Late on Wednesday, the FDA announced that Tracy Beth Høeg, a top lieutenant to Makary, would be Pazdur’s replacement at the drug center. Pazdur doesn’t retire until the end of the month, so it’s not clear who’s currently in charge.
Two agency sources told STAT that scientific staff were not consulted on the press release. Makary said the initiative has support from scientific staff, and was proposed in meetings with industry stakeholders.
The draft press release includes quotes from Makary and Vinay Prasad, the agency’s top regulator of biologics, but not Pazdur. Pazdur did not respond to STAT’s request for comment. Makary told STAT he was grateful for Pazdur’s work.
The release also states that FDA review divisions will have the authority to make exceptions to the one-trial rule on a case-by-case basis.
In 1962, Congress gave the FDA the authority to require that companies prove their drugs are safe and effective through substantial evidence. The FDA interpreted substantial evidence to mean two adequate and well-controlled clinical trials. In 1976, Congress gave the FDA the authority to regulate medical devices.
“Two independently conducted trials obviously increases your confidence, especially before it goes into a very large population,” said Jeff Allen, the president and CEO of Friends of Cancer Research.
In the 1990s, Congress clarified that the agency could consider data from just one trial, plus confirmatory evidence, if the agency felt such data were sufficient. The agency might require just one trial for rare disease or specific cancer drugs, for example. Confirmatory evidence might be clinical data from a related condition, animal data, or data considering the drug’s mechanism of action.
The practice of requiring one trial and confirmatory evidence has become relatively commonplace. In 2020, more than half of approved drugs were supported by a single pivotal trial, according to an analysis published by JAMA. In 2023, the FDA released draft guidance clarifying its thinking on when just one trial and confirmatory evidence is appropriate.
The FDA has explicit authority to require just one trial and confirmatory evidence when it sees fit, but legal experts told STAT that it’s not clear whether the agency can ignore the two-trial standard altogether.
“Even FDA’s current policy, in which approving drugs based on one trial is not the default, has been criticized as being used too frequently and setting the bar too low for effectiveness to the detriment of patients and innovation,” said Patricia Zettler, an FDA law expert at the Ohio State University.
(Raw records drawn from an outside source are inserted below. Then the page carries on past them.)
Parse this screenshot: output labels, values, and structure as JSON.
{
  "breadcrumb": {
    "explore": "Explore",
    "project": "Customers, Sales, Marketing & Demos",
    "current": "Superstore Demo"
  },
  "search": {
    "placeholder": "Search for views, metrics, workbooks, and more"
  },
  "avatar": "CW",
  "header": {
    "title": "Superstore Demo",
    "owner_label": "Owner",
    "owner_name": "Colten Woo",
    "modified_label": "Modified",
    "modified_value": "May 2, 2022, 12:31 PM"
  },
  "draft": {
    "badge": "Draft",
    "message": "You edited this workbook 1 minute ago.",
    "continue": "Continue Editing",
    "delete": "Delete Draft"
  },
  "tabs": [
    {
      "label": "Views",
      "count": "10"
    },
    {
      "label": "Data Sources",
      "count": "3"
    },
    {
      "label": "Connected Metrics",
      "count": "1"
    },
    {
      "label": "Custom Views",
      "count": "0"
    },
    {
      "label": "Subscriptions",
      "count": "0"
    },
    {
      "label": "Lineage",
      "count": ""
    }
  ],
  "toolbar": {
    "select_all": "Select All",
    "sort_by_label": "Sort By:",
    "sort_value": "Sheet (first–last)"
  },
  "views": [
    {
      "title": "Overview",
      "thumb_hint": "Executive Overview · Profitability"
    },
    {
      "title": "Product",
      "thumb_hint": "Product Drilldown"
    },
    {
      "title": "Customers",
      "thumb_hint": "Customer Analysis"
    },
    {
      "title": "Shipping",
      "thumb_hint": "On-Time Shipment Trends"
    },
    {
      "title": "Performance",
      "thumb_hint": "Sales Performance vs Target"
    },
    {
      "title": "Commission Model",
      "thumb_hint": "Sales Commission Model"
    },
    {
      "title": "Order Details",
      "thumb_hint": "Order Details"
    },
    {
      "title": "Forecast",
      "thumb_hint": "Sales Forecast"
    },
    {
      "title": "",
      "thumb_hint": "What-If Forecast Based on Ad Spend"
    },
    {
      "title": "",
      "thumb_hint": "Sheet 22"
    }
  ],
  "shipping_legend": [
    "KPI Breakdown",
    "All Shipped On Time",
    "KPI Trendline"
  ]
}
Eva Temkin, an FDA lawyer at Arnold and Porter, said the law might allow the FDA to make one trial plus confirmatory evidence the standard, as it already allows for significant adaptability.
The FDA’s policies on flexibility versus increased regulatory scrutiny have been difficult to pin down. Makary and Prasad have put forth several proposals to streamline drug approvals, such as a new program promising one- to two-month reviews, a new rare disease pathway, and guidance reducing animal testing.
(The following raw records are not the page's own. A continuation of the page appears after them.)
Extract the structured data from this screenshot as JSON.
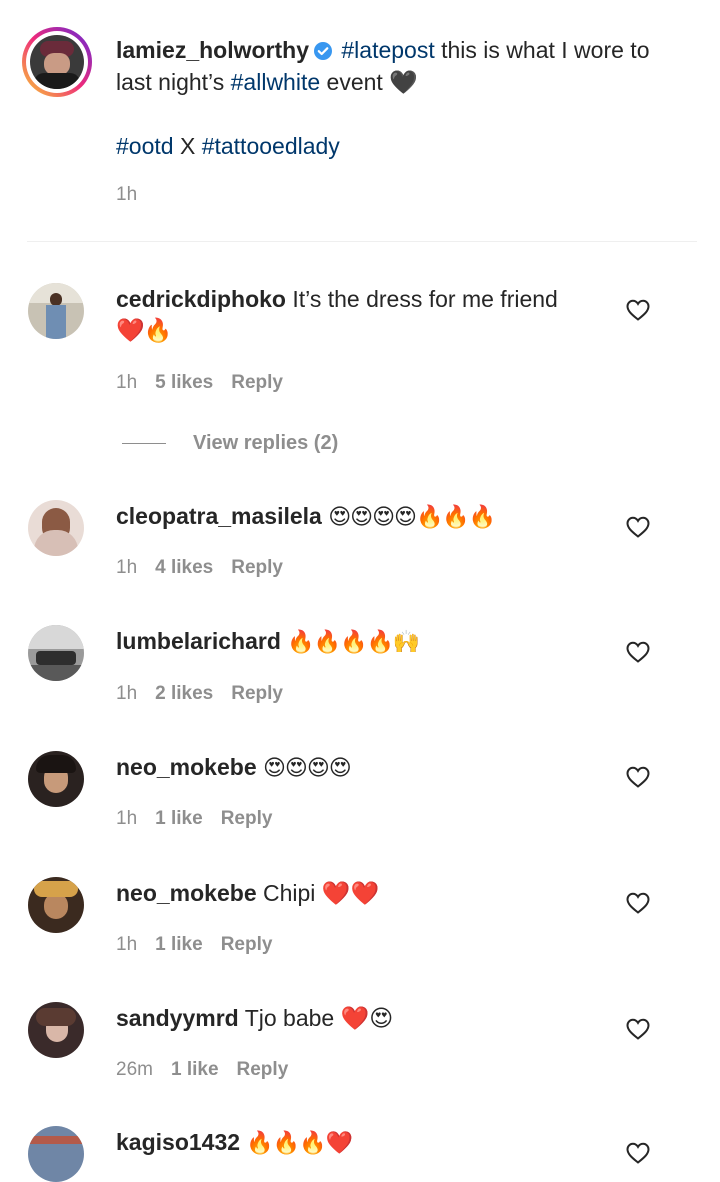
{
  "post": {
    "username": "lamiez_holworthy",
    "caption_parts": [
      {
        "t": "#latepost",
        "tag": true
      },
      {
        "t": " this is what I wore to last night’s ",
        "tag": false
      },
      {
        "t": "#allwhite",
        "tag": true
      },
      {
        "t": " event ",
        "tag": false
      },
      {
        "t": "🖤",
        "tag": false
      }
    ],
    "tags_line": [
      {
        "t": "#ootd",
        "tag": true
      },
      {
        "t": " X ",
        "tag": false
      },
      {
        "t": "#tattooedlady",
        "tag": true
      }
    ],
    "time": "1h"
  },
  "view_replies": "View replies (2)",
  "comments": [
    {
      "username": "cedrickdiphoko",
      "text": "It’s the dress for me friend",
      "emoji_line": "❤️🔥",
      "time": "1h",
      "likes": "5 likes",
      "reply": "Reply"
    },
    {
      "username": "cleopatra_masilela",
      "text": "😍😍😍😍🔥🔥🔥",
      "time": "1h",
      "likes": "4 likes",
      "reply": "Reply"
    },
    {
      "username": "lumbelarichard",
      "text": "🔥🔥🔥🔥🙌",
      "time": "1h",
      "likes": "2 likes",
      "reply": "Reply"
    },
    {
      "username": "neo_mokebe",
      "text": "😍😍😍😍",
      "time": "1h",
      "likes": "1 like",
      "reply": "Reply"
    },
    {
      "username": "neo_mokebe",
      "text": "Chipi ❤️❤️",
      "time": "1h",
      "likes": "1 like",
      "reply": "Reply"
    },
    {
      "username": "sandyymrd",
      "text": "Tjo babe ❤️😍",
      "time": "26m",
      "likes": "1 like",
      "reply": "Reply"
    },
    {
      "username": "kagiso1432",
      "text": "🔥🔥🔥❤️"
    }
  ],
  "colors": {
    "hashtag": "#00376b",
    "verified": "#3897f0",
    "meta": "#8e8e8e"
  }
}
At the same time, the two have come down hard on vaccines, pledging to raise the regulatory bar to a level that might make it impossible for manufacturers to develop new products. And the agency recently asked Uniqure for more evidence on its Huntington’s disease treatment after both parties agreed to a set trial design and endpoints.
“We are moving in a deregulatory direction and each day, continually think about ways that we can reduce red tape, reduce uncertainty, and reduce onerous requirements,” Makary said. “But there are some areas where we are saying that we are going to bring back the scientific evaluation of data to a process where there has not been proper scientific evaluation of data.”
Makary did not specify exactly what he thought was wrong with the current vaccine oversight system. He said that new vaccines have to show the FDA convincing data, and then had to end the call.
He said his relationship with the Health and Human Services department and the White House was strong, despite reports indicating tensions after a series of sudden personnel changes over the past few weeks.